Mais le travail de mémoire connaît un second front : le danger de la répétition ; cette façon de ressasser les humiliations - mais aussi les actions héroïques - a quelque chose de pathologique, qui empêche le véritable travail de la mémoire qui ne se limite pas à la chasse aux faits, mais s'emploie à expliquer, à comprendre dans quels engrenages tout cela s'est trouvé pris, enfin à purger son cœur de la haine, de la vindicte, comme aussi de la vaine gloire. Comprendre n'empêche pas de condamner et de louer, mais libère les passions de leur hantise, qui condamne la mémoire à un piétinement sur place. C'est sur ce travail de mémoire que se greffe le devoir de mémoire dont je veux parler du point de vue des blessures de la mémoire.               

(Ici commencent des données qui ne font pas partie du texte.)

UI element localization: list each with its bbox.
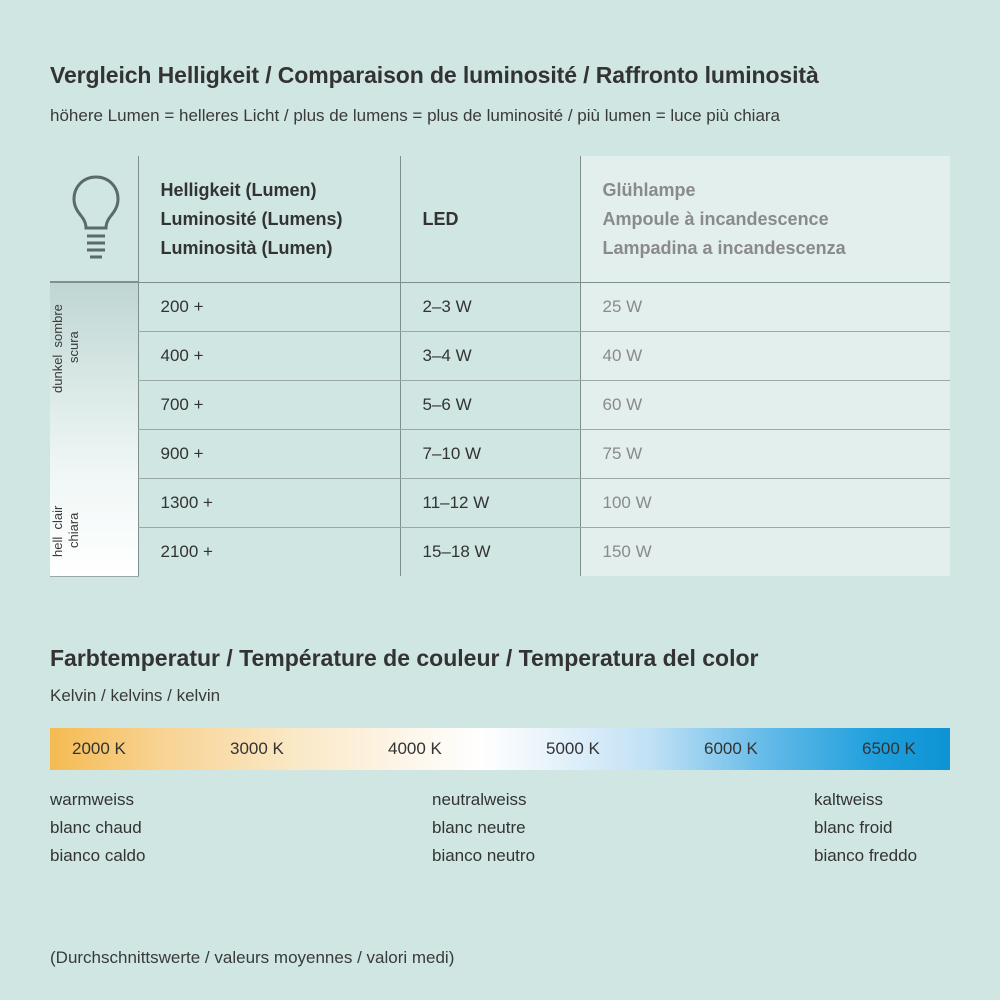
cell-incandescent: 100 W xyxy=(580,479,950,528)
color-temperature-subtitle: Kelvin / kelvins / kelvin xyxy=(50,686,221,705)
table-row xyxy=(50,283,950,332)
header-lumen-fr: Luminosité (Lumens) xyxy=(160,208,343,229)
warm-de: warmweiss xyxy=(50,790,135,809)
cell-led: 15–18 W xyxy=(400,528,580,577)
cell-lumen: 400 + xyxy=(138,332,400,381)
table-row xyxy=(50,381,950,430)
brightness-table xyxy=(50,156,950,577)
table-row xyxy=(50,430,950,479)
cell-lumen: 200 + xyxy=(138,283,400,332)
footnote: (Durchschnittswerte / valeurs moyennes / valori medi) xyxy=(50,948,455,967)
cell-lumen: 1300 + xyxy=(138,479,400,528)
cell-incandescent: 75 W xyxy=(580,430,950,479)
brightness-section-title: Vergleich Helligkeit / Comparaison de luminosité / Raffronto luminosità xyxy=(50,62,819,88)
temperature-name-warm xyxy=(50,786,145,870)
table-row xyxy=(50,332,950,381)
kelvin-tick: 2000 K xyxy=(72,739,126,758)
warm-it: bianco caldo xyxy=(50,846,146,865)
light-bulb-icon xyxy=(70,174,122,265)
cell-incandescent: 25 W xyxy=(580,283,950,332)
cell-led: 7–10 W xyxy=(400,430,580,479)
temperature-name-cold xyxy=(814,786,917,870)
color-temperature-title: Farbtemperatur / Température de couleur / Temperatura del color xyxy=(50,645,759,671)
cell-incandescent: 60 W xyxy=(580,381,950,430)
header-lumen xyxy=(138,156,400,283)
gauge-label-light: hell clair chiara xyxy=(50,505,81,557)
header-lumen-it: Luminosità (Lumen) xyxy=(160,237,333,258)
brightness-section-subtitle: höhere Lumen = helleres Licht / plus de lumens = plus de luminosité / più lumen = luce più chiara xyxy=(50,106,781,125)
cell-lumen: 900 + xyxy=(138,430,400,479)
cell-led: 5–6 W xyxy=(400,381,580,430)
table-row xyxy=(50,479,950,528)
bulb-cell xyxy=(50,156,138,282)
cell-led: 11–12 W xyxy=(400,479,580,528)
cell-incandescent: 40 W xyxy=(580,332,950,381)
cell-incandescent: 150 W xyxy=(580,528,950,577)
neutral-fr: blanc neutre xyxy=(432,818,526,837)
cell-lumen: 2100 + xyxy=(138,528,400,577)
header-incandescent xyxy=(580,156,950,283)
gauge-label-dark: dunkel sombre scura xyxy=(50,304,81,394)
brightness-table-wrapper xyxy=(50,156,950,577)
cold-it: bianco freddo xyxy=(814,846,918,865)
header-led: LED xyxy=(400,156,580,283)
cell-led: 2–3 W xyxy=(400,283,580,332)
brightness-gauge xyxy=(50,283,138,577)
header-incandescent-de: Glühlampe xyxy=(602,179,696,200)
kelvin-tick: 6000 K xyxy=(704,739,758,758)
header-incandescent-it: Lampadina a incandescenza xyxy=(602,237,846,258)
kelvin-tick: 5000 K xyxy=(546,739,600,758)
warm-fr: blanc chaud xyxy=(50,818,142,837)
temperature-name-neutral xyxy=(432,786,535,870)
bulb-icon-cell xyxy=(50,156,138,283)
cold-de: kaltweiss xyxy=(814,790,883,809)
table-row xyxy=(50,528,950,577)
header-incandescent-fr: Ampoule à incandescence xyxy=(602,208,829,229)
kelvin-tick: 3000 K xyxy=(230,739,284,758)
cell-led: 3–4 W xyxy=(400,332,580,381)
header-lumen-de: Helligkeit (Lumen) xyxy=(160,179,317,200)
kelvin-tick: 6500 K xyxy=(862,739,916,758)
table-header-row xyxy=(50,156,950,283)
cell-lumen: 700 + xyxy=(138,381,400,430)
kelvin-gradient-bar xyxy=(50,728,950,770)
cold-fr: blanc froid xyxy=(814,818,893,837)
kelvin-tick: 4000 K xyxy=(388,739,442,758)
neutral-de: neutralweiss xyxy=(432,790,527,809)
neutral-it: bianco neutro xyxy=(432,846,536,865)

Mais je voudrais intercaler entre le travail de mémoire et le devoir de mémoire un intermédiaire, la considération et la prise en charge du futur. En effet la mémoire, prolongée par l'histoire écrite, est essentiellement tournée vers le passé : elle est rétrospective. Or le travail de mémoire serait vain s'il n'aidait pas à vivre au présent à se projeter dans l'avenir. À cet égard la mémoire ne contribue que pour moitié à notre identité : je mettrai cette moitié sous le signe de l'« identité narrative »  ; ce que nous sommes n'est pas un bloc immuable ; il est le produit d'une histoire de vie, elle-même enchevêtrée dans celle des autres ; ainsi notre identité est faite pour une part de ce que nous sommes capables de raconter de nous-mêmes dans un récit de vie à la fois intelligible pour notre raison et acceptable pour notre cœur. Mais il y a l'autre moitié de notre identité et de ce qui la fait : je  la mettrai sous le signe de la « promesse », cette volonté de tenir la parole qui nous engage en avant de nous-mêmes et ainsi nous maintient à la hauteur de nos meilleurs projets de vie personnelle et collective. C'est précisément grâce à la promesse que le travail de mémoire est arraché à la répétition stérile, à la nostalgie et au ressentiment, - comme à la vaine gloire.                Le devoir de mémoire, dont on parle tant aujourd'hui, n'est pas une obligation qu'on devait opposer au travail de mémoire. Il le couronne. De quelle façon ? D'abord il l'encourage sous la forme d'une exhortation à continuer à raconter, encore et toujours ; ce n'est pas un impératif visant à intimider les modestes et à dénoncer les fuyards. Une exhortation à faire le travail de mémoire à l'encontre à la fois de l'oubli et de la répétition nostalgique. Le bon usage des blessures de la mémoire se résume dans la fidélité à cette exhortation. En outre le devoir de mémoire confère une dimension morale et politique au devoir de mémoire sous le signe de la justice. Rendre justice à ceux d'autrefois, connus, inconnus ou méconnus. Le sens de la justice ne vise pas à établir une échelle des mérites, mais à aider chacun à trouver sa juste place et sa juste distance à l'égard des protagonistes que notre histoire nous a fait croiser dans des rôles divers. Mais surtout le sens de la justice nous rappelle deux choses : que c'est d'abord aux victimes que justice est due, - mais qu'en toute circonstance une vie en vaut une autre : aucune n'est plus importante qu'une autre.               

Me permettez-vous encore une remarque qui nous ramène au cœur de la mémoire des blessures passées ? Ni le travail de mémoire, ni le devoir de mémoire ne peuvent être conduits sans un autre travail, le travail du deuil. Le deuil est autre chose que la déploration. C'est une acceptation de la perte des êtres chers et de tout de ce qui ne nous sera jamais rendu. Il nous faut accepter qu'il y ait de l'irréparable dans nos possessions, de l'irréconciliable dans nos conflits, de l'indéchiffrable dans nos destinées. Un deuil réussi est la condition d'une mémoire pacifiée et, dans cette mesure, heureuse.